Senator Carona introduces key bill to stop non-compete agreements

Link to Express-News’ blog by Pat Driscoll here.

This is the same senator quoted in the December issue of the Texas Monthly as saying: ““Within thirty years’ time, under existing comprehensive development agreements, we’ll bring free roads in this state to a condition of ruin” due to these non-comete agreements. He not only brought this to light, he’s putting his money where his mouth is and introduced a bill to kill this nonsense! We applaud him for it and ask the grassroots to stand ready to pressure their legislators to ensure it gets passed untainted by the highway lobby!
Going for jugular of tolls
By Pat Driscoll
Express-News
January 04, 2007

A well-placed senator in the Texas Legislature recently filed a bill that, if passed, would suck much of the gas out of efforts to toll as many new road lanes as possible.

I say well placed because John Carona, a Dallas Republican, chairs the Senate Committee on Transportation and Homeland Security.

He also co-chairs the Study Commission on Transportation Financing, which by the way apparently will not have a report ready when the legislative session starts Tuesday.
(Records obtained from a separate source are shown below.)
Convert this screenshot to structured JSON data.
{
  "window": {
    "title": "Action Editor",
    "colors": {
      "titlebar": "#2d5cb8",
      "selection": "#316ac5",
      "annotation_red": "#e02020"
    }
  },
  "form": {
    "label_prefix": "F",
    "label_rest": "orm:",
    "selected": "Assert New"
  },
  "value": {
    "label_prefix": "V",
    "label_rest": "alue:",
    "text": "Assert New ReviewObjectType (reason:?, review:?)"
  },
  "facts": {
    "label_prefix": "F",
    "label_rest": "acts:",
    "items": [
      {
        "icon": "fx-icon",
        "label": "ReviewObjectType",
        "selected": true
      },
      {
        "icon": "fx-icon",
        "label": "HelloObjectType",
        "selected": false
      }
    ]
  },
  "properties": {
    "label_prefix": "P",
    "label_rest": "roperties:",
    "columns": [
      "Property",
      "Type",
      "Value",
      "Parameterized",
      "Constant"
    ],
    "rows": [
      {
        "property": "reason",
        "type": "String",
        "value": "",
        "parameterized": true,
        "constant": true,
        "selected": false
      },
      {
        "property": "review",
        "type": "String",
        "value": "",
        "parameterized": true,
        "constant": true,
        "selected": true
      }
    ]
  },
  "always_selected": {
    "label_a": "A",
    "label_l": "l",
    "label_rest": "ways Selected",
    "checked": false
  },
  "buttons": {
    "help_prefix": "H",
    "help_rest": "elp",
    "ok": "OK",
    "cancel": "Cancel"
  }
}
The committee met twice last year, and the second was plagued by disagreements over a recent study challenging state estimates that compare gas taxes to tolls.

Carona’s SB 149 takes aim at an increasingly important tool to help make toll roads financially feasible. Called non-compete agreements, they offer guarantees that free roads will remain congested so that more motorists will pay to use toll lanes.

For example, the Texas Department of Transportation has agreed (here’s one) to reimburse private investors for any Texas 130 toll losses caused by improvements to nearby Interstate 35. Projects already listed in a 25-year plan are exempted.

“Non-compete clauses have been key components of agreements between states and (private) consortia,” a federal report says. “In order for a toll road to attract enough motorists to be profitable, it must offer them enough of a benefit, such as saving time, to overcome their aversion to paying tolls.”

Carona’s bill would put a stop to that in Texas.